To give you an idea on how I did on fuel economy, consider this range for a moment. On V6 models, I got as low as 16.0 MPG. On four-cylinder models, I got as high as 25.0 MPG. On today's mid-sized cars, neither of these numbers would be seen as remotely acceptable for their particular engines. Not when I would average in the low 30s for the Mazda6 and Nissan Altima, let alone higher on hybrid versions of the Toyota Camry and Honda Accord.
As for the driving experience, the G6 was fine. It had a bit of swagger to it, which helped its cause. It exhibited a solid ride with good handling, decent steering and superb brakes. The sportier versions exhibited more hardcore qualities that befitted their badges.

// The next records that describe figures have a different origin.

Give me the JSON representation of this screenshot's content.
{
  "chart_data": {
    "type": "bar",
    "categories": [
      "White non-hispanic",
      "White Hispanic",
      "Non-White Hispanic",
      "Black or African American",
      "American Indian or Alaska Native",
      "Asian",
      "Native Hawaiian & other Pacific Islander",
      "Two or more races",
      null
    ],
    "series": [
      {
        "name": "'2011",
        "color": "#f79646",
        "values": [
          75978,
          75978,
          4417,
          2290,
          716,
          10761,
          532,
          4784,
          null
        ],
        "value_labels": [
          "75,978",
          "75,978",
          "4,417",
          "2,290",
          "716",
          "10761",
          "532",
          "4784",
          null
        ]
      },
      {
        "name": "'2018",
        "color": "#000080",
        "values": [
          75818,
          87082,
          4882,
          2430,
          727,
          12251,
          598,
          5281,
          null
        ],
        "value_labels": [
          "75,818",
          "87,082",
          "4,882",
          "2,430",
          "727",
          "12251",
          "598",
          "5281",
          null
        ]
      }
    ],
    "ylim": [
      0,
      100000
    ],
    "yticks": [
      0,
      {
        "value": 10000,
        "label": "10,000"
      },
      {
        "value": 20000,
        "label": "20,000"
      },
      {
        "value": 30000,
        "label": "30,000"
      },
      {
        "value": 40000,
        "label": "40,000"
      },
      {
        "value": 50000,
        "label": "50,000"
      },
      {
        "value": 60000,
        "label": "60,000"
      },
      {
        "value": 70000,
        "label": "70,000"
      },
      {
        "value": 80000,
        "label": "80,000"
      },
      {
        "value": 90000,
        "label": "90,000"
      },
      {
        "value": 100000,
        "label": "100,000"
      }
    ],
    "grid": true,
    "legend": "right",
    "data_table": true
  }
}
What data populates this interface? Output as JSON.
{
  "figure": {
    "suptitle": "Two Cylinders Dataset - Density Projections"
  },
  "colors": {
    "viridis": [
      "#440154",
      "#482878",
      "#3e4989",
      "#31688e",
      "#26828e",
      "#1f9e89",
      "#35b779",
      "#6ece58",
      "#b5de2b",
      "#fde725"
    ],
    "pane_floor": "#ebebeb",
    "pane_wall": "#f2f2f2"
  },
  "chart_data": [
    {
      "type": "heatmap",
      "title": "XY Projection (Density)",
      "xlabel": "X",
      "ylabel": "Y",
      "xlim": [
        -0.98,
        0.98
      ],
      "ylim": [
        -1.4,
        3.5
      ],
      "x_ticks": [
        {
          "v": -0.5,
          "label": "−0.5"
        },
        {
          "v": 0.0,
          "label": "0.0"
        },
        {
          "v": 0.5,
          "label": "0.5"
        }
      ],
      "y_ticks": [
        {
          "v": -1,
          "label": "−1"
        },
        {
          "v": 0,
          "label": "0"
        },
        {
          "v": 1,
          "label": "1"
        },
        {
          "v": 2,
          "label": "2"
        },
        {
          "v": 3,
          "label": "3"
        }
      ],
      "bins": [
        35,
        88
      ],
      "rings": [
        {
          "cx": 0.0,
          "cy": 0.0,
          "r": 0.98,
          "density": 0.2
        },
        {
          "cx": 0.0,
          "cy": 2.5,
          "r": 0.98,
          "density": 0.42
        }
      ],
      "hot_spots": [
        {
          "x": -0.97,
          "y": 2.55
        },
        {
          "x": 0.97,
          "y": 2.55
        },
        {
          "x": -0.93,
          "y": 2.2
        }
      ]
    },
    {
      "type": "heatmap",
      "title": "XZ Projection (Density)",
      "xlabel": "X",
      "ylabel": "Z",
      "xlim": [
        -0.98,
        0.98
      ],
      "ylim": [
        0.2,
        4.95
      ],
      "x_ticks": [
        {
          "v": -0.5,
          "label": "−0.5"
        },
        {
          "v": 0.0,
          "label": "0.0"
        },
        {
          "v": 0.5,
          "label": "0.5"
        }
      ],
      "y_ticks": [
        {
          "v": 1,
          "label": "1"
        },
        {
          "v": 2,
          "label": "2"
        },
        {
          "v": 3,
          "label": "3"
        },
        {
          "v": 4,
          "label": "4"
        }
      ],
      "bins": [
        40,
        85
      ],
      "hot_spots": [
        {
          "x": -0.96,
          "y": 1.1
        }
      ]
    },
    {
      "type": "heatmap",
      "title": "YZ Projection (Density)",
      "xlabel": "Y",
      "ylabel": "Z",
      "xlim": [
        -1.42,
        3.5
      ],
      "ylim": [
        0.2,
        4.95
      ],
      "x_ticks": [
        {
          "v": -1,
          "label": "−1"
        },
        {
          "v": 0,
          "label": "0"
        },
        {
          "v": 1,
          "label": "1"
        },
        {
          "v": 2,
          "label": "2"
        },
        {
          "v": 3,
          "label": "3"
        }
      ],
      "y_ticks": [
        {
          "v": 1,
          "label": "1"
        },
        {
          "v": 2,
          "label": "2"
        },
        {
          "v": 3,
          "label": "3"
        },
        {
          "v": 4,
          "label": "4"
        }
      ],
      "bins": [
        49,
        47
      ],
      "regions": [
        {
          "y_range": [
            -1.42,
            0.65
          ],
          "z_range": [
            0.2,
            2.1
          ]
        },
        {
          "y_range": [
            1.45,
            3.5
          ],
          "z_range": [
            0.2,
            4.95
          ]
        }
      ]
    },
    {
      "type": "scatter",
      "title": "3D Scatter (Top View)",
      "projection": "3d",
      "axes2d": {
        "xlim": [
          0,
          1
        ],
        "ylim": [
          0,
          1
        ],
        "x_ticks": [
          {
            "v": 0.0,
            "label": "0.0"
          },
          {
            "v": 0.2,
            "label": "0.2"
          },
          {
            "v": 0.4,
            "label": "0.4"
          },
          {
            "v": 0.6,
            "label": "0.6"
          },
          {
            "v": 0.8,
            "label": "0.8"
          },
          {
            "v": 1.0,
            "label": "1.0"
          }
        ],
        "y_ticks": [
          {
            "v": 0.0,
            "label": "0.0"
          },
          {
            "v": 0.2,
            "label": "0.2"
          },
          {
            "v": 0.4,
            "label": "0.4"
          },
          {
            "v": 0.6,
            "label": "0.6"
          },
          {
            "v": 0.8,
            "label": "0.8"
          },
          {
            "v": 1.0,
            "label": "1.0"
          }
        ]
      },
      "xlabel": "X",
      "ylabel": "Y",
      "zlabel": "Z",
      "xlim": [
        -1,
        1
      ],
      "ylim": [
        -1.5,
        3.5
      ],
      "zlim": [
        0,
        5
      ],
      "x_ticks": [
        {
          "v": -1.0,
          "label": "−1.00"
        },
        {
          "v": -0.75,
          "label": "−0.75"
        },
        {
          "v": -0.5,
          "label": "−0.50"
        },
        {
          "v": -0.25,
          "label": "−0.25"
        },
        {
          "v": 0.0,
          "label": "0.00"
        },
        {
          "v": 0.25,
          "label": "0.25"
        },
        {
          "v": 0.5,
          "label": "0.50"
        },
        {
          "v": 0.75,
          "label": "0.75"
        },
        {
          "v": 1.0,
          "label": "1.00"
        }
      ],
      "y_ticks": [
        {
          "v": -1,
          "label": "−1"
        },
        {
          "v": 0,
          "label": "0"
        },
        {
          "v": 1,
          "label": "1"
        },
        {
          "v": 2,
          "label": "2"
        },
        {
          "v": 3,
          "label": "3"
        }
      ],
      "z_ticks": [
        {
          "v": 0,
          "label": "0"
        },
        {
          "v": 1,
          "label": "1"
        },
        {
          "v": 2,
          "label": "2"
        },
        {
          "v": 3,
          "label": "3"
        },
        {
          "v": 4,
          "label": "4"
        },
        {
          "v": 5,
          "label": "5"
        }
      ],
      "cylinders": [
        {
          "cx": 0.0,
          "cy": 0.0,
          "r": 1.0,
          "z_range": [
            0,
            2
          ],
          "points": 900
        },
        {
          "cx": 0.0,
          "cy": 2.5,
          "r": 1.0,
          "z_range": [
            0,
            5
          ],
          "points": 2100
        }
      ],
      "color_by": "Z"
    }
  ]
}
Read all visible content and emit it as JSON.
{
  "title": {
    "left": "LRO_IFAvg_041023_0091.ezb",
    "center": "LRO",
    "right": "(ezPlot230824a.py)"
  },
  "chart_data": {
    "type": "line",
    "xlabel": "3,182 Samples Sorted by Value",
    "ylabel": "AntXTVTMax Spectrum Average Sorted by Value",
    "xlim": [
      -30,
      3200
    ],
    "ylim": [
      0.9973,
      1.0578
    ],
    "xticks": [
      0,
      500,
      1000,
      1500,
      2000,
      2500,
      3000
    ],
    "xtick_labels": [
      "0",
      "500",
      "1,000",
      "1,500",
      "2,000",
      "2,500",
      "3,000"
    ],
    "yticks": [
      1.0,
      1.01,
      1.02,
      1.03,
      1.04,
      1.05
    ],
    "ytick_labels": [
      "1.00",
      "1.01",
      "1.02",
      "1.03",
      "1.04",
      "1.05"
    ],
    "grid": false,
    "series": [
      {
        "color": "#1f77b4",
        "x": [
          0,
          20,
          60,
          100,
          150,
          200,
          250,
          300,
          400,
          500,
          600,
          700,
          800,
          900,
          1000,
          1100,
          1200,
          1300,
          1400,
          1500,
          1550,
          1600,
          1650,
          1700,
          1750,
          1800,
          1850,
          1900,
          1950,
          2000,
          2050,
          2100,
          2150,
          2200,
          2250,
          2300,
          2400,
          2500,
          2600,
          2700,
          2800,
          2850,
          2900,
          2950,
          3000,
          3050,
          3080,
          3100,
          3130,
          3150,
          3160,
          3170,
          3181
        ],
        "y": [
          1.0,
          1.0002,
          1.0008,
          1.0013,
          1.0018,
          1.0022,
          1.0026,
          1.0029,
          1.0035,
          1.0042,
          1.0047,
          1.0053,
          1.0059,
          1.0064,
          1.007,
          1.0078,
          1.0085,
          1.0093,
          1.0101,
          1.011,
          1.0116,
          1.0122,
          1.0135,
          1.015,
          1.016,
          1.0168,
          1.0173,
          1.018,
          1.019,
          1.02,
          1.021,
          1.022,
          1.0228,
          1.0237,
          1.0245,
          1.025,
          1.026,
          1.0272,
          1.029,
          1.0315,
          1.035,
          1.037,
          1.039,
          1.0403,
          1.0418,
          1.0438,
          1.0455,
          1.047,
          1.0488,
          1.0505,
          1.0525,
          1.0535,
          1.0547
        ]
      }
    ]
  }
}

Was the Pontiac G6 a good car? It was for me, since it was on my shopping list for a new car in 2009 – prior to the Global Economic Crisis screwing things up financially. Further confirmation on why I never got one to own came with Consumer Reports recommending against purchasing the G6 due to reliability issues.
For the time, the Pontiac G6 laid down a basis for what would be my life in the Twin Cities. Little did I know how much it would be a catapult for the vehicles I work with today – especially in the mid-sized sedan field. Not discounting the coupes, the G6's bread-and-butter would be their four-door models carrying the bulk of the over 676,000 units sold during its lifespan.
There is another twist to the story. Before Pontiac was sent into the Old GM asset bin, their marketing and product development teams had the audacity to consider positioning the arrowhead brand against premium marques, such as BMW and Acura.
Let that sink in for the moment.
Knowing that the G6 was seen as the perfect foil to the E90 3-Series, the TSX, the Lexus IS and the Audi A4 is quite absurd. However, that was GM's thinking in the mid-2000s. No, scratch that, they had the same idea in mind when they were reinventing Oldsmobile for the umpteenth time before it, too, would be sent off to the orphan brand ranch in 2004.
The Pontiac G6 was a different kind of car for the arrowhead brand. It was cleanly designed, offered a choice of body styles that would capture both mainstream and upmarket customers. Once you got to the interior…a BMW or Audi owner would only laugh at it.
The G6 was American as apple pie, but using imported rare apples from Kazakhstan inside the filling. Although one would discover that they were Washington Red Delicious apples instead. Regardless, Pontiac wanted a world-class mid-sized sedan that fit its sporty image with upmarket potential. It was easily obtainable, even for a three-day rental. Not sure if that would fit its legacy as an orphan car that once had the blessing of Oprah Winfrey.
Just don't look underneath the chair for its keys anytime soon…
DISCLAIMER: All vehicles mentioned in this review were rented by Randy Stern
PRE-OWNED VEHICLE INFORMATION: Per a search on several car shopping sites, V&R found there were a lot of Pontiac G6s – model years 2005 to 2010 – available between $1,900 and $9,500. Mileage and condition varies, but most were found with over 110,000 miles on the odometer, the highest being over 222,000 miles. Always have any vehicle inspected before purchase.